A tall, rugged, blue-blood millionaire war hero from Massachusetts with the initials JFK, Senator John Forbes Kerry rose from the political dead to claim the right to challenge President George W. Bush.
An early bet as the Democrats' best hope to win the White House on November 2, he was running way behind in last year's pre-primary polls in Iowa and New Hampshire but recovered ground as voters took a second look at the field and rewarded him with a stunning comeback in the contests.
Since wrapping up the Democratic presidential nomination in March, Kerry has broken party fund-raising records, raking in almost $150 million by tapping into the Internet and a fervent desire among supporters to oust Bush.
He also has held the Republican incumbent to a virtual draw in national polls despite the better-financed Bush campaign's $80 million advertising effort to portray him as an irresolute North-eastern liberal who flip-flops on important issues like the Iraq War.
The sometimes stiff four-term senator from Massachusetts chose as his vice presidential running mate a former rival and a freshman senator from North Carolina short on political experience but long on personal vigor, good looks and enthusiasm.
"Obviously I chose John Edwards for the reasons that you're seeing," Kerry told Reuters in a recent interview. "There's a lot of energy, I've got a partner to share the burden. We have great optimism and great hope."
Optimism and hope were in short supply last year when Kerry trailed his opponents in the race for the Democratic nomination. But the decorated Vietnam War veteran, who boasted a Yale education, two decades in the Senate and a cadre of experienced advisers, never stopped fighting.

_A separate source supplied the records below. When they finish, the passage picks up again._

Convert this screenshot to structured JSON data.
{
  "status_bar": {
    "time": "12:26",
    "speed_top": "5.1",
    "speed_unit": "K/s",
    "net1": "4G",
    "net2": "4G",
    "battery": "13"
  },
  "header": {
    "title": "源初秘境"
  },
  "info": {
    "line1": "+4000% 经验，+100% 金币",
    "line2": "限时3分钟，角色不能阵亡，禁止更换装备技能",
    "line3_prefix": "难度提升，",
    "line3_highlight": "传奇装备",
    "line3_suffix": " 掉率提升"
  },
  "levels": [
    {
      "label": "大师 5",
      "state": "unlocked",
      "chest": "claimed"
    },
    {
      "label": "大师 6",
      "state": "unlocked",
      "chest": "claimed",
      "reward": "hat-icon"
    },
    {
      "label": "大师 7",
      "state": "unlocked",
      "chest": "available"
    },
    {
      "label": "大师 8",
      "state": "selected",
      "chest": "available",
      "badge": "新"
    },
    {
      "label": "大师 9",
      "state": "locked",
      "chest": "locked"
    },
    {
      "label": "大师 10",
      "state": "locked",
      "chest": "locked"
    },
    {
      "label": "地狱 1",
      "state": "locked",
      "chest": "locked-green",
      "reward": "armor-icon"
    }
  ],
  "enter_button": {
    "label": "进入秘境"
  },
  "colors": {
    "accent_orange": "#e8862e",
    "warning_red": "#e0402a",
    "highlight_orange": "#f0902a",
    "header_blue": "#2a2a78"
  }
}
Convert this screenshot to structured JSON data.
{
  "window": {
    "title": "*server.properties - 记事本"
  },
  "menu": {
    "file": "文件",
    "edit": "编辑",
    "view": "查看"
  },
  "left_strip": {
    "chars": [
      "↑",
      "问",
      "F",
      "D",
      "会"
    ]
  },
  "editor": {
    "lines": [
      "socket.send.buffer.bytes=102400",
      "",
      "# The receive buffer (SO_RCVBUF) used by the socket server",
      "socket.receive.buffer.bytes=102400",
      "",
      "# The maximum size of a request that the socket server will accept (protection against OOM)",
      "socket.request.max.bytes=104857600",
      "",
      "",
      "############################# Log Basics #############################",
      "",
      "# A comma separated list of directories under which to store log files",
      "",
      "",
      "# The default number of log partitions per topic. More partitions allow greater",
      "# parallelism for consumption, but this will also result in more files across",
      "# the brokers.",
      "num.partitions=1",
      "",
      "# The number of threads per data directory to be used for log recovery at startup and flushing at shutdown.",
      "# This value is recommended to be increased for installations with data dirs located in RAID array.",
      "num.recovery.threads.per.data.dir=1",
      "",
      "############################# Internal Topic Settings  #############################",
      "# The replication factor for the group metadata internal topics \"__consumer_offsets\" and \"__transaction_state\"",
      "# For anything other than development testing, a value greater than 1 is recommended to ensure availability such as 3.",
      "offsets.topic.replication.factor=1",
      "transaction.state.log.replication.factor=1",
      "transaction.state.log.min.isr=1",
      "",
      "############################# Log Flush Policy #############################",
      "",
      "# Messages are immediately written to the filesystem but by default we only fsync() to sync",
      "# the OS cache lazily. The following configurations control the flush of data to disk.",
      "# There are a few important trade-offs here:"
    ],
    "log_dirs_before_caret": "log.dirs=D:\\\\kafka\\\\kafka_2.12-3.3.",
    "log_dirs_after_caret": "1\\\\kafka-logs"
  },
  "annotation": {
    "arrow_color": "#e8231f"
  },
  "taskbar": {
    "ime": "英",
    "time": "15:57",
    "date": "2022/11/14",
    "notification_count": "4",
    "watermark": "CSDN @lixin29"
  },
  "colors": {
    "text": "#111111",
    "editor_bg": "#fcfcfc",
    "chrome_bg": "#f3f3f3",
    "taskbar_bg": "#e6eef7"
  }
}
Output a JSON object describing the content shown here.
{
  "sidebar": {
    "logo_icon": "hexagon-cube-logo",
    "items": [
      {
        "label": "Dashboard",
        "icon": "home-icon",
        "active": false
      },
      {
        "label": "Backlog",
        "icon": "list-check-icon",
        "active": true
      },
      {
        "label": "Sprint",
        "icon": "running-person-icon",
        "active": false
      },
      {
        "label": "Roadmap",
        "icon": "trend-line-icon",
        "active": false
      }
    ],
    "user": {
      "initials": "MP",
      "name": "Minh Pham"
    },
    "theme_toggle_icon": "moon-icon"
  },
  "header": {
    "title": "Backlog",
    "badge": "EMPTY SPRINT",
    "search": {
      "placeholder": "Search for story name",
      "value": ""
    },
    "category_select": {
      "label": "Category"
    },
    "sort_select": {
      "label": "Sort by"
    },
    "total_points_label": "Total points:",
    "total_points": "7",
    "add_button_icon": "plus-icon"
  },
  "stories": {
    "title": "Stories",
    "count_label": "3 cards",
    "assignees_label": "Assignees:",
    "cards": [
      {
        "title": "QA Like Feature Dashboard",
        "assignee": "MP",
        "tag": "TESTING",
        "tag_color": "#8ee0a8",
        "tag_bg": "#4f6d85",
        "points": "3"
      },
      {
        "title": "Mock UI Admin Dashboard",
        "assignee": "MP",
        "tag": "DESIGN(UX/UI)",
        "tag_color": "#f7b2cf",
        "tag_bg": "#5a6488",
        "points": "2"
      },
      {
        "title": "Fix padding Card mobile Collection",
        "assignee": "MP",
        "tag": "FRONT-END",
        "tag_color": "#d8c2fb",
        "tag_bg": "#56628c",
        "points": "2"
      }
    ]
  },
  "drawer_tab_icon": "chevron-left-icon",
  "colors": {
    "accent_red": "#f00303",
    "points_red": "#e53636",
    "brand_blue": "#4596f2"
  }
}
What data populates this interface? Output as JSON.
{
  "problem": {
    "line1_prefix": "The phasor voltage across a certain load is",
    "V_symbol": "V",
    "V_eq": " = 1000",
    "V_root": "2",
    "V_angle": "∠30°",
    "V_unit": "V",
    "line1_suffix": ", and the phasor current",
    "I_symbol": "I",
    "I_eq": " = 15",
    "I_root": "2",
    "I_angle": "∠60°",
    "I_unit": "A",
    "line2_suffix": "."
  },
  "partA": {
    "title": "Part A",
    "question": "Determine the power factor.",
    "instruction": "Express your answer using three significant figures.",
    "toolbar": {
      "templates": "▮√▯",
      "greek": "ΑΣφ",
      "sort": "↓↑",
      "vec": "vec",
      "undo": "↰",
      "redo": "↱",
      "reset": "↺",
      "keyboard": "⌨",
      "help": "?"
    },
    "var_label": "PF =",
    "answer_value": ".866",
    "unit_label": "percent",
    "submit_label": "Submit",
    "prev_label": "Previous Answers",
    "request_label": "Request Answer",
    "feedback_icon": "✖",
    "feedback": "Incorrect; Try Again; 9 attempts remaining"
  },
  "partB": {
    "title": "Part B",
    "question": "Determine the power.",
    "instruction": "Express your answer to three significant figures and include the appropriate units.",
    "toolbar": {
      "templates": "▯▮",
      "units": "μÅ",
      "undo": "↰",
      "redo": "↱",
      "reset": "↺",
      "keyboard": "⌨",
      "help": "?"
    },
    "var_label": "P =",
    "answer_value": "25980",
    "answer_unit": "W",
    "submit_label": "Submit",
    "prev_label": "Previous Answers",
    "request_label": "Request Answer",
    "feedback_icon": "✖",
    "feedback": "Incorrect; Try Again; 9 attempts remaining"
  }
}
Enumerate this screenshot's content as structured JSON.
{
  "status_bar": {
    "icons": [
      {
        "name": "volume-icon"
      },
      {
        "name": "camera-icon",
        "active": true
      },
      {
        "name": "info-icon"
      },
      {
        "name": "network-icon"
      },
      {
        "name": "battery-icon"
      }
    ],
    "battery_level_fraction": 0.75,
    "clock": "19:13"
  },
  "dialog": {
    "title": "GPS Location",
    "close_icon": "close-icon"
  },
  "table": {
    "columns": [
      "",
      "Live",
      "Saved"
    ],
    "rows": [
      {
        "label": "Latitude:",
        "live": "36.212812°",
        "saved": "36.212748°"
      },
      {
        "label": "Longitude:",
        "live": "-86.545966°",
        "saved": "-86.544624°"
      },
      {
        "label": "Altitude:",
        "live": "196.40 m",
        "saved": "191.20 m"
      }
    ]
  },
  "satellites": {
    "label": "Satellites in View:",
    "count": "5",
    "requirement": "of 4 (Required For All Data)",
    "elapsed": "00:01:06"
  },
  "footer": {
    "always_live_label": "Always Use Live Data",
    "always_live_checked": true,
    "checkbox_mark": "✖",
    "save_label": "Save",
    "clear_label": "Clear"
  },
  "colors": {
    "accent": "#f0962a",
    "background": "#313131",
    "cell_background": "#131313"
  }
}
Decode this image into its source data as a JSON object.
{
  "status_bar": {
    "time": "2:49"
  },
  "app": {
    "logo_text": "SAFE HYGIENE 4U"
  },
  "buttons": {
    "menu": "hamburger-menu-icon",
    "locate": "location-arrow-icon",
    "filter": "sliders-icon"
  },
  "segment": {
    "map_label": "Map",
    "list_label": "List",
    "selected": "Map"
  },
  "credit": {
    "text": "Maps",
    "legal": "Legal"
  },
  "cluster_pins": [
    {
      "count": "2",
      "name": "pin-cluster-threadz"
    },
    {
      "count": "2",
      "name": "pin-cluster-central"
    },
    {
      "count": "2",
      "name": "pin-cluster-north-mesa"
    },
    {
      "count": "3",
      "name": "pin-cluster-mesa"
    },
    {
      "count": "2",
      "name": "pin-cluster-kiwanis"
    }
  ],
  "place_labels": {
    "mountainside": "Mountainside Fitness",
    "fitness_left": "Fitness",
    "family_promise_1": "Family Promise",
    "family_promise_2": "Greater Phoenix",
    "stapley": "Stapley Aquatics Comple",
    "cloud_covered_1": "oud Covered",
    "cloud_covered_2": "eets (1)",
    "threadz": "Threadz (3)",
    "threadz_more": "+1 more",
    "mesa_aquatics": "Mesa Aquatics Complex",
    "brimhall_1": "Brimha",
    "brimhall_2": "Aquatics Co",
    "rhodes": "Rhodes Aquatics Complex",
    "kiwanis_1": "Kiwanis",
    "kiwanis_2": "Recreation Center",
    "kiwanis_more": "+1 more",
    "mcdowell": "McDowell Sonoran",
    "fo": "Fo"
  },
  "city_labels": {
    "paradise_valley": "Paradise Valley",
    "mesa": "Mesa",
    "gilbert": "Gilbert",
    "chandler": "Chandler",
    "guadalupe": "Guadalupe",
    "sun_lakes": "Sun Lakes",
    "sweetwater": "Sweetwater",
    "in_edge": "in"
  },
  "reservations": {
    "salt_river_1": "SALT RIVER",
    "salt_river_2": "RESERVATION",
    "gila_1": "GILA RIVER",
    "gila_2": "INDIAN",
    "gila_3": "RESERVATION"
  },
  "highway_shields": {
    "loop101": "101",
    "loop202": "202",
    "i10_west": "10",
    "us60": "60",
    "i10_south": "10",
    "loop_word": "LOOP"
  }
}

The 60-year-old senator's problems then - and now in the general election campaign - have sprung from his seemingly contradictory stance on the Iraq War. He voted to authorise the US-led invasion, but then criticised Bush for "rushing" into conflict without an international coalition or a post-war plan.
Kerry explained his position by blaming the president for misleading Congress on the evidence used to justify the war.
"The vote was based on the information we had at the time that we had it," he said in the interview. "It was the right vote."
But it was another vote - and another explanation - that gave Republicans valuable ammunition for their bid to portray him as an unpatriotic waffler.
Kerry voted against the president's $87 billion request to support US troops in Iraq and Afghanistan and pay for reconstruction in both countries after efforts to offset the cost by repealing some of Bush's tax cuts failed.
Kerry is one of the Senate's richest members, thanks to his second wife's sizeable fortune. Ketchup heiress and philanthropist Teresa Heinz Kerry is the widow of the late Pennsylvania Republican Senator John Heinz.